Thursday, November 10, 2005

Migraines and Cardio Vascular Strengthening

I responded to an emailed request about migraines and cardio- vascular strengthening for an older devotee.

Migraines are difficult to deal with. One thing is to try identifying triggers. These may be stress, or some foods. Keeping a log and referring to it to see if some event is usually preceding the onset may be useful. Do a google search on migraines and trigger foods and see if his diet includes any of them. Off the top of my head the one I remember that devotees may eat are hard cheeses. But an individual's trigger food may be something not found on general lists, so sometimes it is recommended to go on a cleansing fast, then very slowly add foods back into the diet and see if one is a trigger. Allow for coincidence in such an approach and replicate the experiment but eliminating triggers is important...


I went and googled and here is an excellent site with trigger foods and a systematic approach to identifying them:

For migraines, eating a fresh feverfew leaf daily would have been the only herbal recommendation I could have made. Dried feverfew is useless – if fresh not available, tincture would be required

For strengthening the heart - care should be taken that not too abrupt an addition of rigorous activity be attempted. Best would be to have a physician do some base line testing and then slowly add. What would be appropriate for a young man in good health could be fatal for an elder man with a family history of heart disease or a lifetime of poor diet and sedentary lifestyle. Slow and easy.

The type of exercise is less important than doing it regularly and incorporating into daily life. If someone attends arotik regularly, a gradually increased physical participation would be good. (and I am too old fashioned to approve much of some of the artless and vigorous dancing that has replaced the elegance of the Lord Chaitanya style). Even doing some light dancing on the side if the main group of devotees is too much.

Walking to and from places one normally goes instead of taking a vehicle. And yes, I have no objection if someone with a mind that is adverse to physical activity needs to be involved in some sport to overcome the mind's resistance to physical activity.

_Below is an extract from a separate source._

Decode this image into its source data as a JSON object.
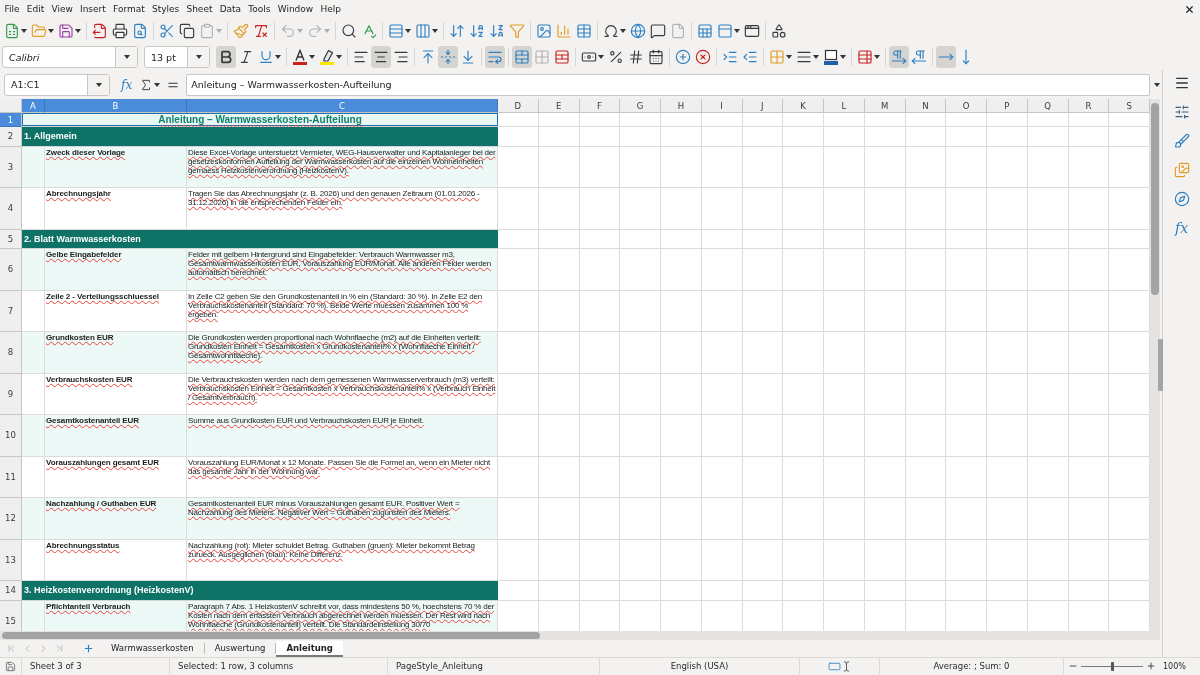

Oils and the heart. Good oils = good heart. Avoid transfats and oxygenized fats as if they were poison. One to two tablespoons of ghee a day (include all sources - one cup whole milk = 2/3 tablespoon of ghee, one sweet ball = one cup of milk, for example) is beneficial but in greater amounts the advantage is lost and the reverse starts to be true. Even ghee, tho the best of the heatable oils, if held at high temperatures for 20 minutes or longer starts to oxidize and should be avoid. Which is to say, avoid deep fried food in general, but even if fried in ghee. It can easily exceed your daily quota and may be oxidized.

Best way to use ghee is in a jaunce added to veggies. Then it is only heated for a short time.

Another oil proven to be excellent for the heart, joint flexibility, and enhanced brain function is any oil-containing omega 3s. I freshly grind a tablespoon or 2 a day of the whole seeds and add it to oatmeal or soups. Once it is ground, it begins to oxidize so if larger amounts are ground at once, refrigerate and keep in the dark to slow the oxidization.

Ginger is a good blood thinner for heart health. It helps with joint flexibility (as does the omega3s)so good for preparing body for any excercise programs. It is also supposed to help with migraines. It should be stopped prior to any surgeries or used carefully if already on blood thinners.